A woman places a candle on photos of the missing students during a protest against the disappearance of 43 students from the Isidro Burgos rural teachers college, in Mexico City, Wednesday, Oct. 22, 2014. Tens of thousands marched in Mexico City's main avenue demanding the return of the missing students. The Mexican government says it still does not know what happened to the young people after they were rounded up by local police in Iguala, a town in southern Mexico, and allegedly handed over to gunmen from a drug cartel Sept. 26, even though authorities have arrested 50 people allegedly involved. They include police officers and alleged members of the Guerreros Unidos cartel. (AP Photo/Eduardo Verdugo)
Ex-mayor linked to missing students
02:23 - Source: CNN

Story highlights

The Guerrero state legislature must now find a replacement

Forty-three students intending to protest in Iguala vanished September 26

Police say ex-mayor and his wife are responsible for the disappearance

Activist priest says the students were shot, bodies burned

CNN  — 

The legislature of Mexico’s Guerrero state must now find a replacement after the governor effectively stepped down, yielding to a growing political crisis over a mass kidnapping.

After weeks of calls for his resignation, Gov. Angel Aguirre on Thursday asked for a leave of absence to put the focus back on solving the case of the missing students.

By law, governors in Mexico cannot resign, so asking for a leave of absence can be a euphemism for stepping down in a crisis situation.

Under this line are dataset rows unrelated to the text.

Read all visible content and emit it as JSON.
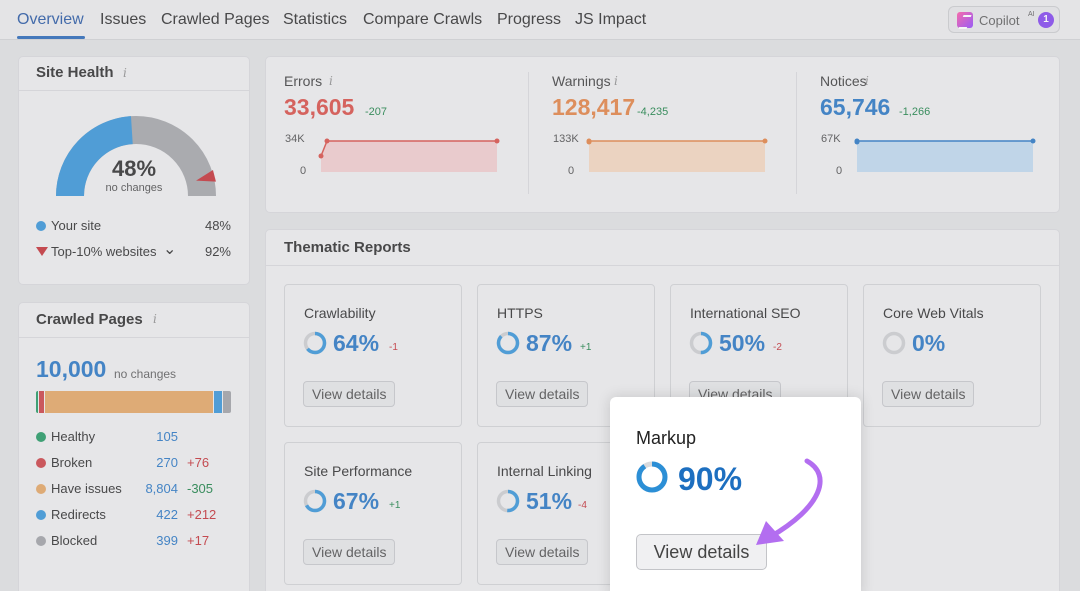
{
  "nav": {
    "tabs": [
      "Overview",
      "Issues",
      "Crawled Pages",
      "Statistics",
      "Compare Crawls",
      "Progress",
      "JS Impact"
    ],
    "copilot_label": "Copilot",
    "copilot_sup": "AI",
    "copilot_badge": "1"
  },
  "site_health": {
    "title": "Site Health",
    "info": "i",
    "percent": "48%",
    "percent_value": 48,
    "top10_value": 92,
    "sub": "no changes",
    "legend": [
      {
        "label": "Your site",
        "value": "48%",
        "color": "#2c8fd6"
      },
      {
        "label": "Top-10% websites",
        "value": "92%",
        "color": "#c0252b"
      }
    ],
    "chevron": "⌄"
  },
  "crawled_pages": {
    "title": "Crawled Pages",
    "info": "i",
    "total": "10,000",
    "sub": "no changes",
    "rows": [
      {
        "label": "Healthy",
        "value": "105",
        "delta": "",
        "color": "#16935a",
        "delta_color": "#0f7a3c"
      },
      {
        "label": "Broken",
        "value": "270",
        "delta": "+76",
        "color": "#c8373c",
        "delta_color": "#c0252b"
      },
      {
        "label": "Have issues",
        "value": "8,804",
        "delta": "-305",
        "color": "#e2a05c",
        "delta_color": "#0f7a3c"
      },
      {
        "label": "Redirects",
        "value": "422",
        "delta": "+212",
        "color": "#2c8fd6",
        "delta_color": "#c0252b"
      },
      {
        "label": "Blocked",
        "value": "399",
        "delta": "+17",
        "color": "#9a9ca0",
        "delta_color": "#c0252b"
      }
    ],
    "bar": [
      {
        "color": "#16935a",
        "share": 1.05
      },
      {
        "color": "#c8373c",
        "share": 2.7
      },
      {
        "color": "#e2a05c",
        "share": 88.04
      },
      {
        "color": "#2c8fd6",
        "share": 4.22
      },
      {
        "color": "#9a9ca0",
        "share": 3.99
      }
    ]
  },
  "stats": [
    {
      "label": "Errors",
      "value": "33,605",
      "delta": "-207",
      "ymax": "34K",
      "ymin": "0",
      "color": "#d6453d",
      "fill": "#f0c9cb"
    },
    {
      "label": "Warnings",
      "value": "128,417",
      "delta": "-4,235",
      "ymax": "133K",
      "ymin": "0",
      "color": "#e07b3a",
      "fill": "#f3d4bb"
    },
    {
      "label": "Notices",
      "value": "65,746",
      "delta": "-1,266",
      "ymax": "67K",
      "ymin": "0",
      "color": "#1d6fc0",
      "fill": "#bcd6ee"
    }
  ],
  "thematic": {
    "title": "Thematic Reports",
    "button_label": "View details",
    "cards": [
      {
        "name": "Crawlability",
        "pct": "64%",
        "pct_value": 64,
        "delta": "-1",
        "delta_color": "#c0252b"
      },
      {
        "name": "HTTPS",
        "pct": "87%",
        "pct_value": 87,
        "delta": "+1",
        "delta_color": "#0f7a3c"
      },
      {
        "name": "International SEO",
        "pct": "50%",
        "pct_value": 50,
        "delta": "-2",
        "delta_color": "#c0252b"
      },
      {
        "name": "Core Web Vitals",
        "pct": "0%",
        "pct_value": 0,
        "delta": "",
        "delta_color": "#0f7a3c"
      },
      {
        "name": "Site Performance",
        "pct": "67%",
        "pct_value": 67,
        "delta": "+1",
        "delta_color": "#0f7a3c"
      },
      {
        "name": "Internal Linking",
        "pct": "51%",
        "pct_value": 51,
        "delta": "-4",
        "delta_color": "#c0252b"
      }
    ],
    "highlight": {
      "name": "Markup",
      "pct": "90%",
      "pct_value": 90,
      "button_label": "View details"
    }
  },
  "colors": {
    "accent": "#1d6fc0",
    "arrow": "#b36ef0"
  }
}
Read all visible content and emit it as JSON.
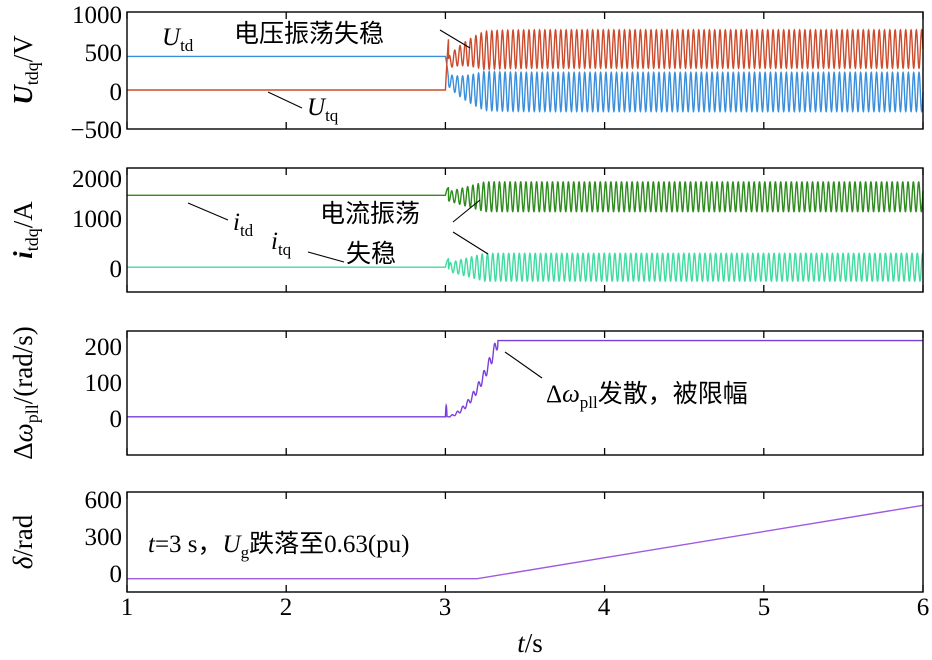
{
  "chart_data": {
    "type": "line",
    "xlabel": "t/s",
    "xlim": [
      1,
      6
    ],
    "xticks": [
      "1",
      "2",
      "3",
      "4",
      "5",
      "6"
    ],
    "colors": {
      "Utd": "#3a8fdc",
      "Utq": "#cc4b2c",
      "itd": "#2e8b1e",
      "itq": "#3fdca0",
      "dw": "#7b3fd9",
      "delta": "#a05ae0"
    },
    "panels": [
      {
        "id": "udq",
        "ylabel": "U_tdq/V",
        "ylim": [
          -500,
          1000
        ],
        "yticks": [
          "1000",
          "500",
          "0",
          "−500"
        ],
        "series": [
          {
            "name": "U_td",
            "before": 430,
            "osc_mean": -25,
            "osc_amp": 250
          },
          {
            "name": "U_tq",
            "before": 0,
            "osc_mean": 525,
            "osc_amp": 245
          }
        ],
        "annotations": [
          "U_td",
          "电压振荡失稳",
          "U_tq"
        ]
      },
      {
        "id": "idq",
        "ylabel": "i_tdq/A",
        "ylim": [
          -500,
          2000
        ],
        "yticks": [
          "2000",
          "1000",
          "0"
        ],
        "series": [
          {
            "name": "i_td",
            "before": 1450,
            "osc_mean": 1420,
            "osc_amp": 300
          },
          {
            "name": "i_tq",
            "before": 0,
            "osc_mean": 0,
            "osc_amp": 280
          }
        ],
        "annotations": [
          "i_td",
          "i_tq",
          "电流振荡",
          "失稳"
        ]
      },
      {
        "id": "dw",
        "ylabel": "Δω_pll/(rad/s)",
        "ylim": [
          -100,
          225
        ],
        "yticks": [
          "200",
          "100",
          "0"
        ],
        "series": [
          {
            "name": "Δω_pll",
            "before": 0,
            "limit": 200
          }
        ],
        "annotations": [
          "Δω_pll发散，被限幅"
        ]
      },
      {
        "id": "delta",
        "ylabel": "δ/rad",
        "ylim": [
          -100,
          650
        ],
        "yticks": [
          "600",
          "300",
          "0"
        ],
        "series": [
          {
            "name": "δ",
            "before": 0,
            "points": [
              [
                1,
                0
              ],
              [
                3.2,
                0
              ],
              [
                6,
                550
              ]
            ]
          }
        ],
        "annotations": [
          "t=3 s，U_g跌落至0.63(pu)"
        ]
      }
    ]
  }
}
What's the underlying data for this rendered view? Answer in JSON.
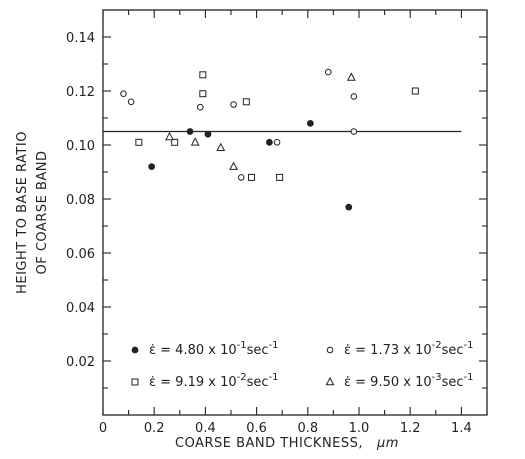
{
  "chart_data": {
    "type": "scatter",
    "xlabel": "COARSE BAND THICKNESS,",
    "xlabel_unit": "μm",
    "ylabel_lines": [
      "HEIGHT TO BASE RATIO",
      "OF COARSE BAND"
    ],
    "xlim": [
      0,
      1.5
    ],
    "ylim": [
      0,
      0.15
    ],
    "x_ticks": [
      0,
      0.2,
      0.4,
      0.6,
      0.8,
      1.0,
      1.2,
      1.4
    ],
    "x_tick_labels": [
      "0",
      "0.2",
      "0.4",
      "0.6",
      "0.8",
      "1.0",
      "1.2",
      "1.4"
    ],
    "y_ticks": [
      0.02,
      0.04,
      0.06,
      0.08,
      0.1,
      0.12,
      0.14
    ],
    "y_tick_labels": [
      "0.02",
      "0.04",
      "0.06",
      "0.08",
      "0.10",
      "0.12",
      "0.14"
    ],
    "reference_line": {
      "y": 0.105
    },
    "grid": false,
    "legend_position": "bottom-inside",
    "series": [
      {
        "marker": "filled-circle",
        "legend_prefix": "ε̇ = 4.80 x 10",
        "legend_exp": "-1",
        "legend_unit": "sec",
        "legend_unit_exp": "-1",
        "points": [
          [
            0.19,
            0.092
          ],
          [
            0.34,
            0.105
          ],
          [
            0.41,
            0.104
          ],
          [
            0.65,
            0.101
          ],
          [
            0.81,
            0.108
          ],
          [
            0.96,
            0.077
          ]
        ]
      },
      {
        "marker": "open-circle",
        "legend_prefix": "ε̇ = 1.73 x 10",
        "legend_exp": "-2",
        "legend_unit": "sec",
        "legend_unit_exp": "-1",
        "points": [
          [
            0.08,
            0.119
          ],
          [
            0.11,
            0.116
          ],
          [
            0.38,
            0.114
          ],
          [
            0.51,
            0.115
          ],
          [
            0.54,
            0.088
          ],
          [
            0.68,
            0.101
          ],
          [
            0.88,
            0.127
          ],
          [
            0.98,
            0.118
          ],
          [
            0.98,
            0.105
          ]
        ]
      },
      {
        "marker": "open-square",
        "legend_prefix": "ε̇ = 9.19 x 10",
        "legend_exp": "-2",
        "legend_unit": "sec",
        "legend_unit_exp": "-1",
        "points": [
          [
            0.14,
            0.101
          ],
          [
            0.28,
            0.101
          ],
          [
            0.39,
            0.126
          ],
          [
            0.39,
            0.119
          ],
          [
            0.56,
            0.116
          ],
          [
            0.58,
            0.088
          ],
          [
            0.69,
            0.088
          ],
          [
            1.22,
            0.12
          ]
        ]
      },
      {
        "marker": "open-triangle",
        "legend_prefix": "ε̇ = 9.50 x 10",
        "legend_exp": "-3",
        "legend_unit": "sec",
        "legend_unit_exp": "-1",
        "points": [
          [
            0.26,
            0.103
          ],
          [
            0.36,
            0.101
          ],
          [
            0.46,
            0.099
          ],
          [
            0.51,
            0.092
          ],
          [
            0.97,
            0.125
          ]
        ]
      }
    ]
  }
}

The state legislature must name a new governor to finish Aguirre’s term, which ends next year.

His critics said Aguirre didn’t act quickly enough in the days after 43 students went missing last month or take measures to minimize the impact of the crisis.

The governor did not agree with that assessment.

“From the very first hours” of the disappearance, the governor said, “the state government took immediate measures to detain police officers who were directly involved and other individuals who were identified as participants in these criminal acts with the purpose of locating the missing students and pay the necessary attention to the victims.”

Mexico’s attorney general this week issued arrest warrants for the former mayor of Iguala, the city where the students were kidnapped; that official’s wife; and the city’s former public safety director. Attorney General Jesus Murillo Karam called the three the “probable masterminds” of the September 26 events in Iguala.

That day, students from a teachers college in nearby Ayotzinapa were on their way to stage a protest in Iguala. When former Mayor Jose Luis Abarca and his wife learned the protest would disrupt an event led by the latter, they gave orders to Public Safety Director Felipe Flores Velasquez to send police forces to prevent the students from protesting.

“The order to confront those people came from the police department’s command center, straight from A-5, code name used to identify the Iguala mayor,” Murillo said. The attorney general said his office learned the information from interrogations of police officers and gang members detained in the last month and allegedly involved in the incident.

Police blocked the highway leading into the city and shot at the students as they arrived in buses and a van. One student was killed.

Footage from the scene showed a white van left in the middle of the road with its windows blown out and the doors wide open.

Officers took the students away, Murillo said, then handed them to a local criminal gang known as Guerreros Unidos (United Warriors), which not only had infiltrated the police department but was also complicit with Abarca, his wife and the public safety director. All three disappeared the day after the clashes between police and the students.

Members of the Mexican federal police and army have taken over the Iguala Police Department and assumed all security responsibilities.

The students remain missing, and 53 people, including 36 officers and 17 suspected gang members, have been detained.

The recent discovery of 28 bodies in mass graves in Guerrero turned out not to be connected to the missing students.

A Roman Catholic priest and well-known activist who works with migrants and trafficking victims revealed details this week about the kidnappings, saying the students were forced to walk to a remote location and then shot.

“Some who were wounded but still alive, with others who were already dead … were put on top of firewood and set on fire with diesel,” the Rev. Alejandro Solalinde said. He said he has given his information to prosecutors.

The case has become a political crisis, with opposition lawmakers asking President Enrique Peña Nieto to dissolve the entire Guerrero state government and take charge. Peña Nieto has said his government will not spare any efforts until the students are found and justice is done.

“Violence, whatever its origin, goes against what we are as a country. Violence will never be a solution or pave the way toward a better future,” the President said.

Mexican authorities are offering a reward of nearly $5 million for information leading to the students and solving the case.